Monday, August 23, 2010

Undervalued and Underfollowed

Smith-Midland Corporation (SMID) manufacturers and sells concrete products (e.g. highway safety barriers, exterior wall panels etc.) for the construction and other industries. The stock has spent a good part of the last year trading above $2/share, but despite weathering the recession fairly well, it now trades at $1.40.

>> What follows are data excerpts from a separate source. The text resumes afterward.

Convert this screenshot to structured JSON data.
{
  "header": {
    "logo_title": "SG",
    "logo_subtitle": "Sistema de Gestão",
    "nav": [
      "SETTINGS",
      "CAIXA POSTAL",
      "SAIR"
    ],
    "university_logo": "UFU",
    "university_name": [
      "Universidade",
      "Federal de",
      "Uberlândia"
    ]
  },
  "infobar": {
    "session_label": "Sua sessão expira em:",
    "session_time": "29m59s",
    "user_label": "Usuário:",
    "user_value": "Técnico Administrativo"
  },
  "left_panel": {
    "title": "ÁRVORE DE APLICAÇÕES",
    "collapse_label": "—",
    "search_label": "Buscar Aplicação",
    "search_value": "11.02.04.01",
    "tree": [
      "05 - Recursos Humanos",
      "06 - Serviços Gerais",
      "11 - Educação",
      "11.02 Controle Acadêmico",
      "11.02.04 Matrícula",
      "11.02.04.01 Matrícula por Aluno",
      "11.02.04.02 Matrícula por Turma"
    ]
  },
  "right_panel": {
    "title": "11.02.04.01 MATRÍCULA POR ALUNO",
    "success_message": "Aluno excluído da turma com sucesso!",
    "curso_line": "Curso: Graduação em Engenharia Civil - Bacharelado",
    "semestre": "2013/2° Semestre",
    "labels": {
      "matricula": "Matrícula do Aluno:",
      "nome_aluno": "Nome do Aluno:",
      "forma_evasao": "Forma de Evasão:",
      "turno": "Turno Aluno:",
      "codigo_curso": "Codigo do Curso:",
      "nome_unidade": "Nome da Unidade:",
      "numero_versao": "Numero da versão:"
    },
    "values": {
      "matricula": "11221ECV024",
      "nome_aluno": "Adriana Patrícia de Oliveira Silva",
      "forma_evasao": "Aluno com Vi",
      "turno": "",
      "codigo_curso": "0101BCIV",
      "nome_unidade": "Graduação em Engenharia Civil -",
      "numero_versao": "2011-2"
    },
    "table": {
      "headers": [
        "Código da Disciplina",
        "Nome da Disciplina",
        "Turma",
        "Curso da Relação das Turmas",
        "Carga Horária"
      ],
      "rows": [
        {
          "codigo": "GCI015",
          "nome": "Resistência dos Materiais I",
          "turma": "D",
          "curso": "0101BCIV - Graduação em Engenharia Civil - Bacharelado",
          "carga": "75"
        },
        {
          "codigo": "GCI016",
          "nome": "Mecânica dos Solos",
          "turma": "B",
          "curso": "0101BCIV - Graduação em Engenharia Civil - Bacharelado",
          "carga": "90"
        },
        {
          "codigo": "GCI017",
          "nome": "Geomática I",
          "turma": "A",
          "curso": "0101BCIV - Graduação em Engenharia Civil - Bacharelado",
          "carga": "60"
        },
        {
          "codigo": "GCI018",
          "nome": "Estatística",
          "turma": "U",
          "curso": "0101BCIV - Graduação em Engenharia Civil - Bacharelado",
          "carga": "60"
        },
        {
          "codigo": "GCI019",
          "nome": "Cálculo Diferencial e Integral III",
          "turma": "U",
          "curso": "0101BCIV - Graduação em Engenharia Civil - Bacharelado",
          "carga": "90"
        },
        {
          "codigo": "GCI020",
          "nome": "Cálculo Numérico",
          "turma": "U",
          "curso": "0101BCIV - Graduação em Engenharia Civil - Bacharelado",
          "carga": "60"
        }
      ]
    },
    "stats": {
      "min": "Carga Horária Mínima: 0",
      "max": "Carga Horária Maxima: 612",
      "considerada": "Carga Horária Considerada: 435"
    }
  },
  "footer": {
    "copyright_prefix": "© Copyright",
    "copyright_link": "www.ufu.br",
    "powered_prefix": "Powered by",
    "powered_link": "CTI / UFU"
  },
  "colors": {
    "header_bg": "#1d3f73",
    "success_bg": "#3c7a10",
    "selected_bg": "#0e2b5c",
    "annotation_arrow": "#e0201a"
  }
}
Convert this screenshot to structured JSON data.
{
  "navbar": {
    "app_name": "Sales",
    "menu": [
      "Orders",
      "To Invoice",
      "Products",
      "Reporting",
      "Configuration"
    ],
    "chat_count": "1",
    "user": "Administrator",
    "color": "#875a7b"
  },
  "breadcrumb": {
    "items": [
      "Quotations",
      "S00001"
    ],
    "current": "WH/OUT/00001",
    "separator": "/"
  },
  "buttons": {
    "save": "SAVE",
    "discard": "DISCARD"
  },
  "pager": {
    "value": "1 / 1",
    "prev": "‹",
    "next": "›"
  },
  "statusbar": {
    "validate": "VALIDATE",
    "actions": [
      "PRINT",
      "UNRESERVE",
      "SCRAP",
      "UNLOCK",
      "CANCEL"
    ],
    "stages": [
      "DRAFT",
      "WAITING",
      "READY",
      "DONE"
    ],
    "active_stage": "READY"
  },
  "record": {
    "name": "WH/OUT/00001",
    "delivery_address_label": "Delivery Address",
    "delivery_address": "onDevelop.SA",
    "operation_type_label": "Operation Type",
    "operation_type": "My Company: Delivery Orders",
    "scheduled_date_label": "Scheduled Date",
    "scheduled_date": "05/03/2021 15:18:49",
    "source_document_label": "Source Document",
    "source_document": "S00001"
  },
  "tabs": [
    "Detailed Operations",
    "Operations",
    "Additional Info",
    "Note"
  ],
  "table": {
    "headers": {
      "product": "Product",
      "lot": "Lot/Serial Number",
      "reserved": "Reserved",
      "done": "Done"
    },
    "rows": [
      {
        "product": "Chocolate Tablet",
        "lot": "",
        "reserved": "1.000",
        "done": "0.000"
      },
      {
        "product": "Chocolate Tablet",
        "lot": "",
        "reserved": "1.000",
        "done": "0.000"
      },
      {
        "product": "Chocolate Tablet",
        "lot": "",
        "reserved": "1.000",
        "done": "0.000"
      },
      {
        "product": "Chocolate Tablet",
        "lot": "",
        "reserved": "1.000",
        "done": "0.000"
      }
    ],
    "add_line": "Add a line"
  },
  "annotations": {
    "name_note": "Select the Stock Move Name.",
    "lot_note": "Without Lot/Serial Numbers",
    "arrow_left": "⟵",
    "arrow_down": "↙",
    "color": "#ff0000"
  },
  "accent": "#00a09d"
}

The company is not going to wow you with a steady earnings profile, as a couple of factors combine to make this a rather cyclical business. First, on the revenue side it relies on purchases from some industries that are rather cyclical. When the economy operates at overcapacity (as it does during a recession), construction projects get shelved. Second, the cost side of this business is rather fixed. In heavy manufacturing, certain amounts of fixed assets are needed to produce the finished goods, so cutting costs when revenue dries up is not an easy thing to do.

But for investors who can stomach the volatile earnings, the stock appears to trade at a discount to its potential earnings. While the company trades for just $6.5 million, it has pulled in net income of over $3 million in just the last 3 years. The company also trades at a 33%+ discount to its book value. Of course, as discussed above, if the economy remains weak, it would not be surprising to see net losses occur, but that's why the company trades at such a low price point; for those who think long term, this could be an excellent entry point.

One other point should be mentioned. This is one of the few Over-The-Counter (OTC) stocks discussed on this site. These stocks do not offer the same protections for investors as stocks traded on exchanges such as the NYSE or Nasdaq. Investors not familiar with these protections may wish to learn about them or stay away for now.

Disclosure: None

4 comments:

Paul said...

Interesting post. Why did you decide not to purchase this one, Saj?

Anonymous said...

I have owned this for a few months. Assuming that the A/R is largely recoverable,it is trading at 20% below excess cash and at a 70% discount to its normalized EPV.

Saj Karsan said...

Hi Paul,

If I invested in every stock I wrote about, I would be over-diversified. Based on price, I often just have to pick and choose what goes in and what must get cheaper to go in. But I'm not necessarily better than anyone else at doing that, so following me in that regard may be unwise.

Paul said...

Saj,

Thanks for the feedback. I know you're busy, but I really do appreciate the time you take to reply to our posts. That's very rare, so I'd like to thank you for that. I think you're quite a bit smarter than I am, so I do give more confidence to the ones you decide to buy too.